The beautifully preserved city of Kuldiga is an ancient, undiscovered jewel of the Latvian countryside. Its relative isolation has preserved the medieval beauty of the city's old town, currently a candidate for UNESCO World Heritage listing. Kuldiga was recently awarded a Vista Prize for its innovation in sustainable tourism, bringing new festivals, walking tours and biking routes to the city, and helping to revive centuries-old traditions in local food and wine.
First mentioned in writing in 1242, the settlement of Kuldiga itself dates back at least 1,000 years. The mound where an 8th century fortified castle once stood can still be glimpsed rising from the banks of the Venta river. A second river, the Alekšupīte, flows in picturesque canals through the tranquil old town. Kuldiga's historic center boasts one of the longest brick bridges in Europe, the Baroque Saint Catherine’s Church, and charming 17-century wooden buildings roofed in clay tile that have miraculously survived the centuries. The square in front of the town hall remains of hub of activity, hosting markets, dances and other cultural events. The historic center's old-world mystique is so remarkable, in fact, that it’s been the site of over 30 international films.

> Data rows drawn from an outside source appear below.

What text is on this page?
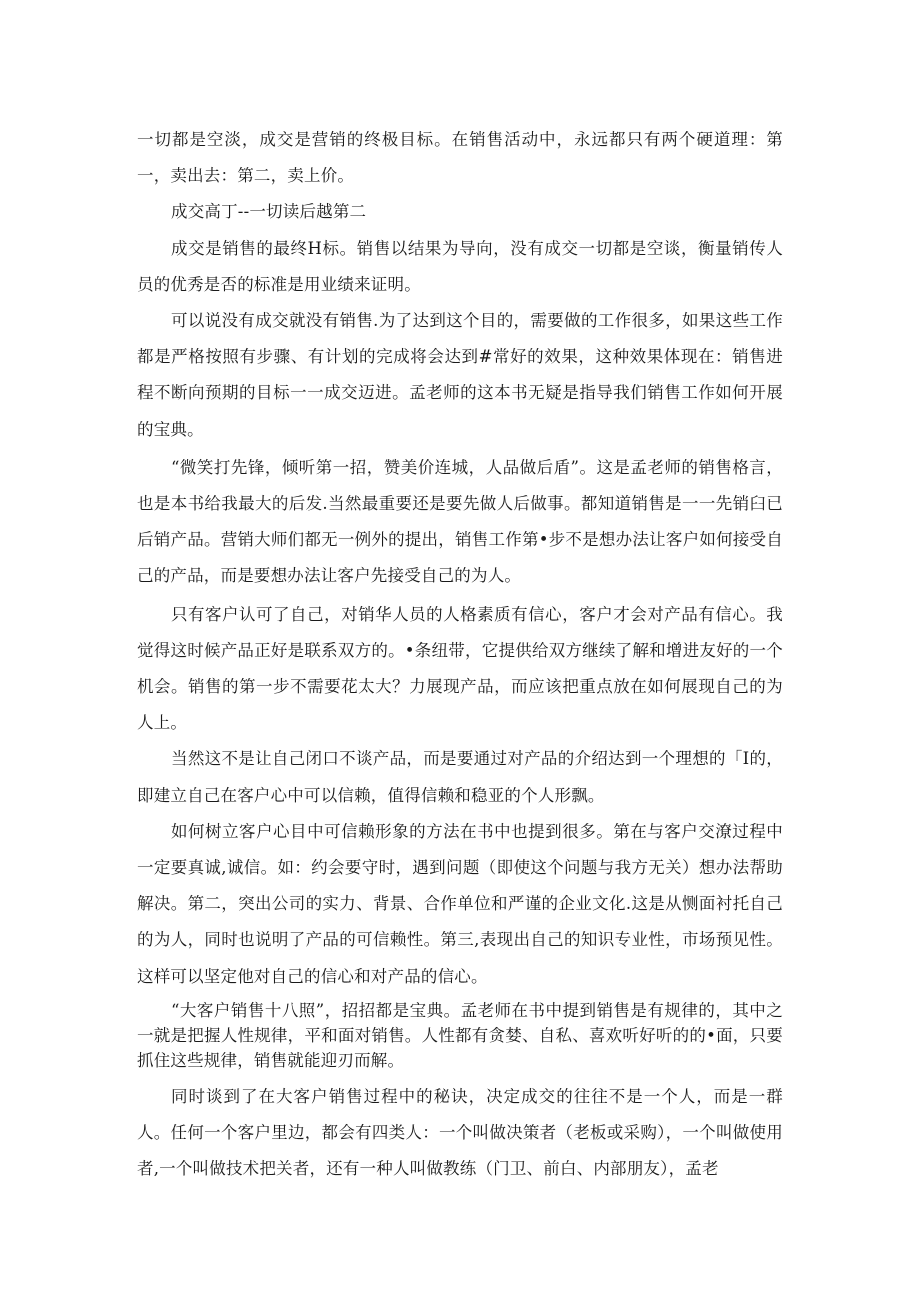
一切都是空淡，成交是营销的终极目标。在销售活动中，永远都只有两个硬道理：第一，卖出去：第二，卖上价。

成交高丁--一切读后越第二

成交是销售的最终H标。销售以结果为导向，没有成交一切都是空谈，衡量销传人员的优秀是否的标准是用业绩来证明。

可以说没有成交就没有销售.为了达到这个目的，需要做的工作很多，如果这些工作都是严格按照有步骤、有计划的完成将会达到#常好的效果，这种效果体现在：销售进程不断向预期的目标一一成交迈进。孟老师的这本书无疑是指导我们销售工作如何开展的宝典。

“微笑打先锋，倾听第一招，赞美价连城，人品做后盾”。这是孟老师的销售格言，也是本书给我最大的后发.当然最重要还是要先做人后做事。都知道销售是一一先销臼已后销产品。营销大师们都无一例外的提出，销售工作第•步不是想办法让客户如何接受自己的产品，而是要想办法让客户先接受自己的为人。

只有客户认可了自己，对销华人员的人格素质有信心，客户才会对产品有信心。我觉得这时候产品正好是联系双方的。•条纽带，它提供给双方继续了解和增进友好的一个机会。销售的第一步不需要花太大？力展现产品，而应该把重点放在如何展现自己的为人上。

当然这不是让自己闭口不谈产品，而是要通过对产品的介绍达到一个理想的「I的，即建立自己在客户心中可以信赖，值得信赖和稳亚的个人形飘。

如何树立客户心目中可信赖形象的方法在书中也提到很多。第在与客户交潦过程中一定要真诚,诚信。如：约会要守时，遇到问题（即使这个问题与我方无关）想办法帮助解决。第二，突出公司的实力、背景、合作单位和严谨的企业文化.这是从恻面衬托自己的为人，同时也说明了产品的可信赖性。第三,表现出自己的知识专业性，市场预见性。这样可以坚定他对自己的信心和对产品的信心。

“大客户销售十八照”，招招都是宝典。孟老师在书中提到销售是有规律的，其中之一就是把握人性规律，平和面对销售。人性都有贪婪、自私、喜欢听好听的的•面，只要抓住这些规律，销售就能迎刃而解。

同时谈到了在大客户销售过程中的秘诀，决定成交的往往不是一个人，而是一群人。任何一个客户里边，都会有四类人：一个叫做决策者（老板或采购），一个叫做使用者,一个叫做技术把关者，还有一种人叫做教练（门卫、前白、内部朋友），孟老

Kuldiga, situated at the convergence of two rivers, is also known for its natural beauty. The Venta waterfall, though only 4.5 meters tall, is the widest in Europe, and is a major reason why the city exists: in days of old, ships that were unable to sail upstream had to dock at the city, transforming Kuldiga into a bustling place of trade and commerce in the 13th century. Though boats can’t make it past the Venta waterfall, fish certainly can. Salmon returning to spawn leap over the waterfall’s churning white water, their acrobatics serving as the inspiration for the Flying Fish Art Festival in April.
From the 13th century onwards, Kuldiga prospered, becoming a member of the Hanseatic League, a the prestigious trading organization. In the 1600s, it enjoyed a golden age as a center of manufacturing and shipbuilding. Tragically, the city’s success was cut short in the Great Northern War, a conflict so severe that the town was never able to recover its central role in trade.
The region’s lush farmland has given rise to a resurgence of ancient wine-making traditions. One winemaker, Martins Vagners, is producing the only Reisling made in the Baltic states, restoring the 18th century tradition of Duke Jacob. The nearby village of Sabile is, according to Guinness Book of World Records, the farthest north wine grapes are grown in Europe. The farms and rivers also supply fresh produce and fish. The best restaurants are clustered in the old town, from Goldigen, with its modern Italian fare, or the more traditional Latvian food made with local ingredients in the Metropole Hotel or Pagrabins.
Close to Kuldiga, the Riežupe Nature Park is home to rare and endangered species and to a remarkable labyrinth of sand caves. These caves, carved out in the time of Duke Jacob for glass production, remain at a chilly 8°C all year round – a thrilling way to cool off at the height of summer. If you prefer to work up a sweat, the Day & Night Cycling Festival is the biggest of its kind in the Baltic region.
Whether you're a couple seeking romance, or a family seeking relaxing fun, Kuldiga is a gorgeous town that echoes with history. Get there before everyone else does!